Capital Gains Tax applies to all other properties, including: Investment properties, Vacation rentals, Commercial real estate, Second homes
If the seller is a Costa Rican tax resident, the standard rules apply. However, when the seller is not domiciled in Costa Rica, additional withholding rules come into play.
Who Is a Non-Domiciled Property Owner?
According to Article 5 of the Income Tax Regulations, a non-domiciled person is someone who is a foreign individual who spends fewer than 183 days per year in Costa Rica, or is a foreign company not registered in Costa Rica.

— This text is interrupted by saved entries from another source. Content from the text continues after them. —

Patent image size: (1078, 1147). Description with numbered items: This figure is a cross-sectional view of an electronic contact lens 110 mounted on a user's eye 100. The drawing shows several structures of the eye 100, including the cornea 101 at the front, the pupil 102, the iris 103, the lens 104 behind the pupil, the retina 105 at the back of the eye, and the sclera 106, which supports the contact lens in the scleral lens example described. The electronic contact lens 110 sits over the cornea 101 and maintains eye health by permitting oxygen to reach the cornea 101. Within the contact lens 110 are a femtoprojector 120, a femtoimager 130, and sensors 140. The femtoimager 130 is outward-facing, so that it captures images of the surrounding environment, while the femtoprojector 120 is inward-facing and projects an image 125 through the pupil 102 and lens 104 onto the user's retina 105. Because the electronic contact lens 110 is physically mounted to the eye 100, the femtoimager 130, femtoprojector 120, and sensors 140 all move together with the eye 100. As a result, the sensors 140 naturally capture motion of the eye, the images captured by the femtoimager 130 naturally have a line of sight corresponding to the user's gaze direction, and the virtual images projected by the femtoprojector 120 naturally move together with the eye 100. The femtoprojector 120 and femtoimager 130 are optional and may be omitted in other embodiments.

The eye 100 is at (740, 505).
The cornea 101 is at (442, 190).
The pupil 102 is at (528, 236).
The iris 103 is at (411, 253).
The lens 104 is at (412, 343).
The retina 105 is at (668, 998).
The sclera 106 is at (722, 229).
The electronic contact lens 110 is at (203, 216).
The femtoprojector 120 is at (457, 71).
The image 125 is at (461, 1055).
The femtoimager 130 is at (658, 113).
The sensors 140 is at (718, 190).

Costa Rican corporations (SA or SRL) registered at the National Registry are considered domiciled as long as their legal or fiscal domicile is located in Costa Rica.
When a seller is non-domiciled, the law requires the BUYER to withhold 2.5% of the sales price to ensure tax compliance. This withholding is mandatory and must be paid before the property transfer can be registered.
Important 2025 Updates: TRIBU-CR and Registry Coordination
In October 2025, Costa Rica launched TRIBU-CR, a new digital platform replacing the previous ATV system. All tax filings, including capital gains declarations and withholding payments, must now be processed through TRIBU-CR using updated forms.
A National Registry circular issued the same month noted that the Registry currently cannot verify certain tax payments due to system limitations. However, the withholding obligation remains fully in effect, and transactions must comply with the tax rules regardless of Registry verification.